Postsynaptic responses of hippocampal neurons to mesencephalic stimulation: Depolarizing potentials and discharge patterns

Abstract

Excitatory actions of unspecific midbrain structures upon CA2–3 hippocampal neurons were studied intracellularly in curarized cats under barbiturate anesthesia. Midbrain stimulation induced EPSPs at long latencies in 62% of neurons tested. Responses contained one or, more commonly, a sequence of several, EPSPs which produced ‘oscillatory’ patterns. Individual EPSPs were characterized by a prolonged rising phase but differed in their time course after attaining the maximum.

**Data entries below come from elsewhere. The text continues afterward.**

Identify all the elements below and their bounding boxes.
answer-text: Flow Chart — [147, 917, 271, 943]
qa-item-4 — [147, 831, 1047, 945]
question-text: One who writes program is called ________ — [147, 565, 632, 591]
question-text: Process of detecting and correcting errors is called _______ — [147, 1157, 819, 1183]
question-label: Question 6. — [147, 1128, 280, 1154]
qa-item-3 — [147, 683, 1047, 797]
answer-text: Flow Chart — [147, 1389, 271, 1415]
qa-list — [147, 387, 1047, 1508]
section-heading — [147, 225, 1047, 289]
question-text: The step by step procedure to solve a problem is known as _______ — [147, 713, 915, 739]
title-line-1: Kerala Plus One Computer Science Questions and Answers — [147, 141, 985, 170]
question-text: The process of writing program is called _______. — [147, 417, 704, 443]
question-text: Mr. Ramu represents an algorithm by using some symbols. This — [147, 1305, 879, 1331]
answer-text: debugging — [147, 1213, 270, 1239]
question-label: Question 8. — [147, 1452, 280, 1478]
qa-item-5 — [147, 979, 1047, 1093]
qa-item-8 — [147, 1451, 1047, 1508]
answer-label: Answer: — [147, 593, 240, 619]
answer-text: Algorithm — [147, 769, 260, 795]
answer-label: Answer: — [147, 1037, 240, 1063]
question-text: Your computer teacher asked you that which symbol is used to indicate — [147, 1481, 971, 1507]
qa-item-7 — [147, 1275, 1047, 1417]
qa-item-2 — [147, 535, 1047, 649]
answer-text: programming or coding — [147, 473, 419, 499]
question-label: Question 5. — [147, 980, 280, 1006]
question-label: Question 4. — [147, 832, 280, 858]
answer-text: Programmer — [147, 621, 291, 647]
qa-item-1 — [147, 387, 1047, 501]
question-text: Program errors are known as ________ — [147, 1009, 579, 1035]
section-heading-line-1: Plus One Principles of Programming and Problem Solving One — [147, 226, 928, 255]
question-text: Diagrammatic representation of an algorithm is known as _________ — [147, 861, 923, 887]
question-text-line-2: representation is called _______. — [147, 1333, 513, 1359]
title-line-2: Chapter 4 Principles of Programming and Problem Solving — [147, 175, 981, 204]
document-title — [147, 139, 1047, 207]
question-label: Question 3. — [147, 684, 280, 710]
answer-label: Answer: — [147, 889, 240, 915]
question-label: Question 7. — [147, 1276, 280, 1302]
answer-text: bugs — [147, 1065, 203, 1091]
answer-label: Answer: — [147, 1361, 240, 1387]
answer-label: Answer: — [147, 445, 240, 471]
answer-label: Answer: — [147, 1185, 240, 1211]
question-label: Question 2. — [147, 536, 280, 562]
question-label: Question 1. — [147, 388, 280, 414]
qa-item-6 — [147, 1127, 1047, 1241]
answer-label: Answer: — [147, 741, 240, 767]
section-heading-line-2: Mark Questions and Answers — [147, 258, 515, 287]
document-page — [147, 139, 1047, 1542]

Variations observed have been interpreted as a result of interaction between different types of afferent influences and secondary hyperpolarizing processes of intrahippocampal origin. Average patterns of slow potential changes and spike discharges have been derived in an attempt to characterize the population activity induced in the CA2–3 region by mesencephalic stimulation. Observations on the modes of spike generation have led to the conclusion that output discharge of hippocampal neurons in response to activation of polysynaptic ascending pathways is defined, in a majority of cells, by electronic depolarization of the soma membrane brought about by axo-dendritic excitatory synapses. An involvement of apical dendrites in the transmission of excitatory effects was indicated by an increased discharge rate of fast prepotentials in those neurons spontaneously showing this type of activity.